Correction of False Claims in Question
In economics it is generally agreed that free trade benefits all participants.
This is simply not accurate, there is no scholar of international trade that would defend such proposition. Trade does not need to benefit everyone. One could perhaps defend position that trade benefits everyone in the long-run, however in short-run there are definitely at least few losers from free trade. You can see this in models presented in any advanced or even undergraduate textbook such as Feenstra Advanced International Trade: Theory and Evidence, or Krugman, Melitz & Obstfeld International Economics: Theory and Policy.
Let me give you trivial example, when country is closed to trade in some product that foreigners can produce more efficiently then local manufacturers benefit. This benefit is at the expense of wider public (i.e. consumers), but local manufacturers can earn profit exploiting the fact that consumers are not free to choose more efficient producer abroad. Eliminating trade barrier will hurt at least these local manufacturers as they will either have to put more effort and investment in improving their craft which is costly or go out of business.
Economists are in favor of free trade not because it would always benefit everyone (although sometimes it may), but because generally speaking, on net balance, benefits of trade to society can be shown to outweigh costs in wide range of possible scenarios (see the above cited books). As a consequence, there is always possibility for society to redistribute part of the benefit to the losers to compensate them for the loss (even though this does not always happen politically). Nonetheless, it makes society on net better off, which is not same as making everyone better off period.
Trade is also shown to have some dynamic effect on economic growth (see Feenstra Advanced International Trade 2nd ed pp 331-360). Hence, once could possibly defend the statement that in a long-run everyone is better off. In the end even losers from free trade will see their incomes increase thanks to economic growth, but that is not the same as blanketly state that everyone is always better off.
Next, in most of the cases where one can show protectionism is actually theoretically better, the result often critically depends on assuming that other countries do not retaliate and implement their own protectionist policies, which is often unrealistic. Finally, even in scenarios where it can be shown that some form of protectionism can be welfare improving the protectionist policy is simply too complex to be easily implemented by policy maker, and there is simply too much opportunity for policy makers to be captured by business interest (see Krugman 1987).
There is evidence that trade openness generally benefits developing countries.

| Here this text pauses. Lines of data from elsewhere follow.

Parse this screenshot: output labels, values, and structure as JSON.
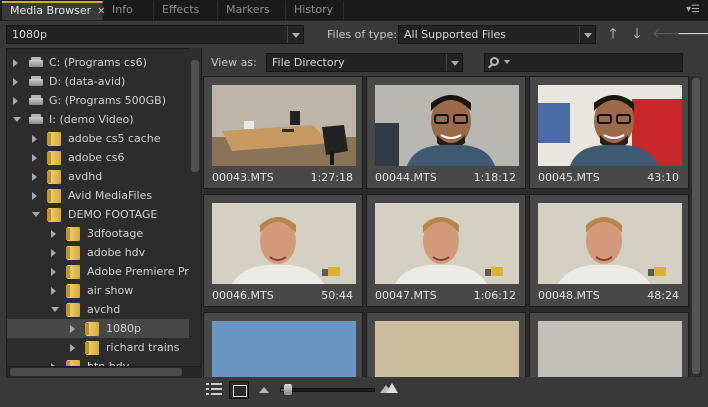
{
  "tabs": [
    {
      "label": "Media Browser",
      "active": true,
      "closable": true
    },
    {
      "label": "Info",
      "active": false
    },
    {
      "label": "Effects",
      "active": false
    },
    {
      "label": "Markers",
      "active": false
    },
    {
      "label": "History",
      "active": false
    }
  ],
  "panel_menu_icon": "panel-menu-icon",
  "path_dropdown": {
    "value": "1080p"
  },
  "files_of_type": {
    "label": "Files of type:",
    "value": "All Supported Files"
  },
  "navigation": {
    "up": "up-arrow-icon",
    "down": "down-arrow-icon",
    "back": "back-arrow-icon",
    "forward": "forward-arrow-icon"
  },
  "view_as": {
    "label": "View as:",
    "value": "File Directory"
  },
  "search": {
    "placeholder": ""
  },
  "tree": [
    {
      "label": "C: (Programs cs6)",
      "type": "drive",
      "depth": 0,
      "expanded": false
    },
    {
      "label": "D: (data-avid)",
      "type": "drive",
      "depth": 0,
      "expanded": false
    },
    {
      "label": "G: (Programs 500GB)",
      "type": "drive",
      "depth": 0,
      "expanded": false
    },
    {
      "label": "I: (demo Video)",
      "type": "drive",
      "depth": 0,
      "expanded": true
    },
    {
      "label": "adobe cs5 cache",
      "type": "folder",
      "depth": 1,
      "expanded": false
    },
    {
      "label": "adobe cs6",
      "type": "folder",
      "depth": 1,
      "expanded": false
    },
    {
      "label": "avdhd",
      "type": "folder",
      "depth": 1,
      "expanded": false
    },
    {
      "label": "Avid MediaFiles",
      "type": "folder",
      "depth": 1,
      "expanded": false
    },
    {
      "label": "DEMO FOOTAGE",
      "type": "folder",
      "depth": 1,
      "expanded": true
    },
    {
      "label": "3dfootage",
      "type": "folder",
      "depth": 2,
      "expanded": false
    },
    {
      "label": "adobe hdv",
      "type": "folder",
      "depth": 2,
      "expanded": false
    },
    {
      "label": "Adobe Premiere Pro",
      "type": "folder",
      "depth": 2,
      "expanded": false
    },
    {
      "label": "air show",
      "type": "folder",
      "depth": 2,
      "expanded": false
    },
    {
      "label": "avchd",
      "type": "folder",
      "depth": 2,
      "expanded": true
    },
    {
      "label": "1080p",
      "type": "folder",
      "depth": 3,
      "expanded": false,
      "selected": true
    },
    {
      "label": "richard trains",
      "type": "folder",
      "depth": 3,
      "expanded": false
    },
    {
      "label": "btn hdv",
      "type": "folder",
      "depth": 2,
      "expanded": false
    }
  ],
  "clips": [
    {
      "name": "00043.MTS",
      "duration": "1:27:18",
      "thumb": "office"
    },
    {
      "name": "00044.MTS",
      "duration": "1:18:12",
      "thumb": "man-glasses"
    },
    {
      "name": "00045.MTS",
      "duration": "43:10",
      "thumb": "man-glasses-bright"
    },
    {
      "name": "00046.MTS",
      "duration": "50:44",
      "thumb": "man-blond"
    },
    {
      "name": "00047.MTS",
      "duration": "1:06:12",
      "thumb": "man-blond"
    },
    {
      "name": "00048.MTS",
      "duration": "48:24",
      "thumb": "man-blond"
    },
    {
      "name": "",
      "duration": "",
      "thumb": "blue"
    },
    {
      "name": "",
      "duration": "",
      "thumb": "beige"
    },
    {
      "name": "",
      "duration": "",
      "thumb": "grey"
    }
  ],
  "bottom": {
    "list_view_icon": "list-view-icon",
    "icon_view_icon": "icon-view-icon",
    "zoom_level": 0.05
  },
  "colors": {
    "accent": "#d9a62e",
    "panel": "#393939",
    "folder": "#e8c25a"
  }
}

For example, Raghutla (2020) shows that in a panel analysis of multiple emerging markets more open emerging markets grow faster. Tahir & Khan (2014) show in their studies of Asian countries that open Asian countries develop faster. A wide review of literature by Hye & Lau (2015) also argues there is positive link between openness and economic development.

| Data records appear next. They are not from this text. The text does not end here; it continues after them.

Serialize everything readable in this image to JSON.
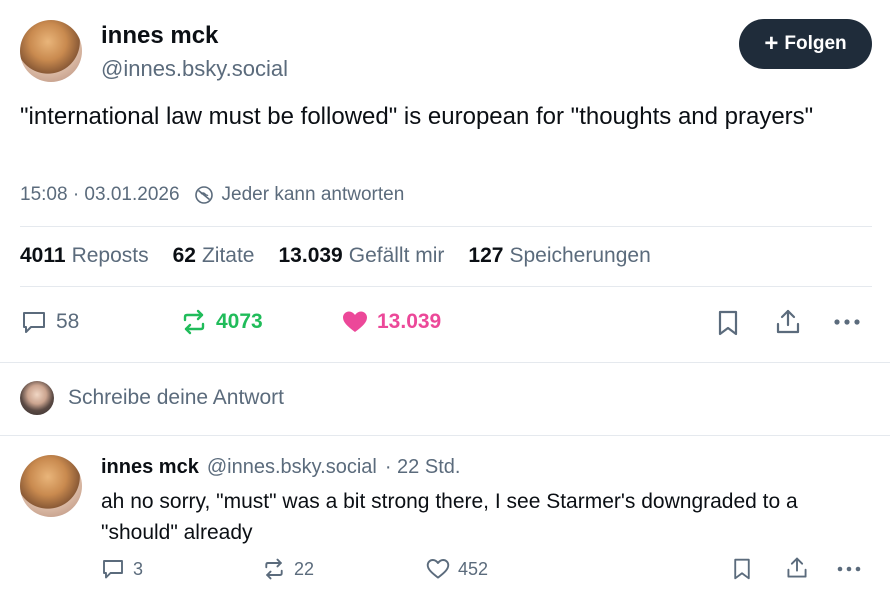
{
  "post": {
    "author_name": "innes mck",
    "author_handle": "@innes.bsky.social",
    "follow_label": "Folgen",
    "text": "\"international law must be followed\" is european for \"thoughts and prayers\"",
    "timestamp": "15:08 · 03.01.2026",
    "reply_permission": "Jeder kann antworten",
    "stats": [
      {
        "value": "4011",
        "label": "Reposts"
      },
      {
        "value": "62",
        "label": "Zitate"
      },
      {
        "value": "13.039",
        "label": "Gefällt mir"
      },
      {
        "value": "127",
        "label": "Speicherungen"
      }
    ],
    "actions": {
      "replies": "58",
      "reposts": "4073",
      "likes": "13.039"
    }
  },
  "compose": {
    "placeholder": "Schreibe deine Antwort"
  },
  "reply": {
    "author_name": "innes mck",
    "author_handle": "@innes.bsky.social",
    "time": "· 22 Std.",
    "text": "ah no sorry, \"must\" was a bit strong there, I see Starmer's downgraded to a \"should\" already",
    "actions": {
      "replies": "3",
      "reposts": "22",
      "likes": "452"
    }
  },
  "colors": {
    "repost_active": "#20bc5a",
    "like_active": "#ec4899",
    "follow_bg": "#1f2c3a",
    "muted": "#5b6b7c"
  }
}
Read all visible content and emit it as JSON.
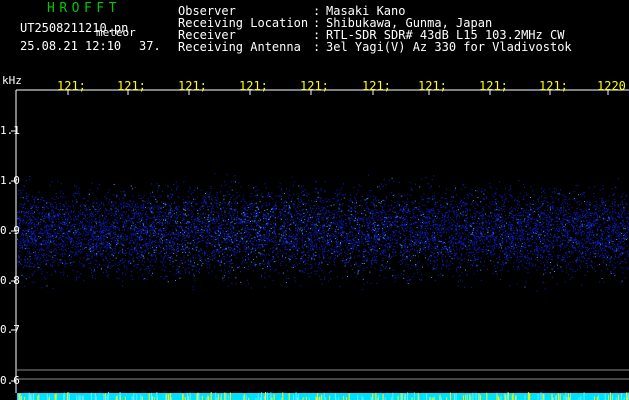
{
  "header_left": {
    "title": "HROFFT",
    "filename": "UT2508211210.pn",
    "type_label": "meteor",
    "datetime": "25.08.21 12:10",
    "signal_count": "37."
  },
  "station_info": [
    {
      "key": "Observer",
      "sep": ":",
      "value": "Masaki Kano"
    },
    {
      "key": "Receiving Location",
      "sep": ":",
      "value": "Shibukawa, Gunma, Japan"
    },
    {
      "key": "Receiver",
      "sep": ":",
      "value": "RTL-SDR SDR# 43dB L15 103.2MHz CW"
    },
    {
      "key": "Receiving Antenna",
      "sep": ":",
      "value": "3el Yagi(V) Az 330 for Vladivostok"
    }
  ],
  "axes": {
    "y_unit": "kHz",
    "x_ticks": [
      "121;",
      "121;",
      "121;",
      "121;",
      "121;",
      "121;",
      "121;",
      "121;",
      "121;",
      "1220"
    ],
    "y_ticks": [
      "1.1",
      "1.0",
      "0.9",
      "0.8",
      "0.7",
      "0.6"
    ]
  },
  "colors": {
    "background": "#000000",
    "text": "#ffffff",
    "time_labels": "#ffff00",
    "title": "#00c800",
    "noise": "#0a1ecc",
    "noise_bright": "#3aa0ff",
    "baseline": "#00e0ff"
  }
}
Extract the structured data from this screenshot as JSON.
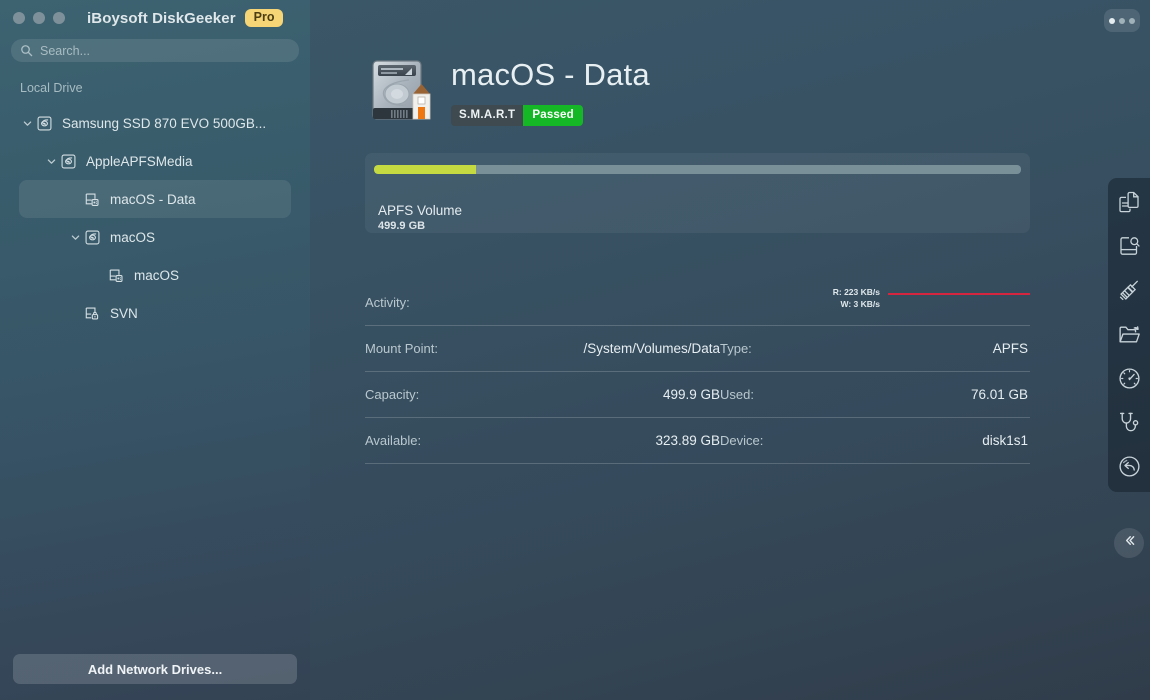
{
  "window": {
    "app_title": "iBoysoft DiskGeeker",
    "pro_badge": "Pro",
    "traffic_lights": [
      "close",
      "minimize",
      "zoom"
    ],
    "menu_icon": "more-dots-icon"
  },
  "search": {
    "placeholder": "Search...",
    "value": "",
    "icon": "search-icon"
  },
  "sidebar": {
    "section_label": "Local Drive",
    "items": [
      {
        "label": "Samsung SSD 870 EVO 500GB...",
        "icon": "disk-icon",
        "indent": 0,
        "expanded": true,
        "has_chevron": true,
        "selected": false
      },
      {
        "label": "AppleAPFSMedia",
        "icon": "disk-icon",
        "indent": 1,
        "expanded": true,
        "has_chevron": true,
        "selected": false
      },
      {
        "label": "macOS - Data",
        "icon": "volume-icon",
        "indent": 2,
        "expanded": false,
        "has_chevron": false,
        "selected": true
      },
      {
        "label": "macOS",
        "icon": "disk-icon",
        "indent": 2,
        "expanded": true,
        "has_chevron": true,
        "selected": false
      },
      {
        "label": "macOS",
        "icon": "volume-icon",
        "indent": 3,
        "expanded": false,
        "has_chevron": false,
        "selected": false
      },
      {
        "label": "SVN",
        "icon": "locked-volume-icon",
        "indent": 2,
        "expanded": false,
        "has_chevron": false,
        "selected": false
      }
    ],
    "add_network_drives_label": "Add Network Drives..."
  },
  "main": {
    "disk_icon": "hard-disk-home-icon",
    "title": "macOS - Data",
    "smart_label": "S.M.A.R.T",
    "smart_status": "Passed",
    "smart_status_color": "#15b726",
    "volume_card": {
      "name": "APFS Volume",
      "size": "499.9 GB",
      "used_percent": 15.7,
      "fill_color": "#c4da40",
      "track_color": "#7a9099"
    },
    "activity": {
      "label": "Activity:",
      "read": "R: 223 KB/s",
      "write": "W: 3 KB/s",
      "line_color": "#d6253f"
    },
    "details": [
      {
        "key": "Mount Point:",
        "value": "/System/Volumes/Data",
        "key2": "Type:",
        "value2": "APFS"
      },
      {
        "key": "Capacity:",
        "value": "499.9 GB",
        "key2": "Used:",
        "value2": "76.01 GB"
      },
      {
        "key": "Available:",
        "value": "323.89 GB",
        "key2": "Device:",
        "value2": "disk1s1"
      }
    ]
  },
  "right_toolbar": {
    "buttons": [
      {
        "icon": "clone-documents-icon",
        "name": "clone"
      },
      {
        "icon": "disk-analyze-icon",
        "name": "space-analyze"
      },
      {
        "icon": "clean-junk-broom-icon",
        "name": "clean-junk"
      },
      {
        "icon": "open-folder-icon",
        "name": "open"
      },
      {
        "icon": "speed-test-gauge-icon",
        "name": "speed-test"
      },
      {
        "icon": "stethoscope-health-icon",
        "name": "disk-health"
      },
      {
        "icon": "data-recovery-icon",
        "name": "data-recovery"
      }
    ],
    "collapse_icon": "chevron-double-left-icon"
  }
}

A good overview of evidence is also provided in basic textbook mentioned previously. Krugman et al International Economics 9th ed pp 249-284 has an overview of discussion of free trade. It also supports the idea that generally speaking free trade/trade openness has on net benefits for developing countries. For developing countries specifically 286-298 is most relevant. An undergraduate textbook is actually a best place for a layman to start because undergraduate textbooks present the consensus positions rather than fringe ideas. Just skip all the introductory theoretical models that serve mainly didactic purpose for people who want to later become professional economists and go to discussion directly.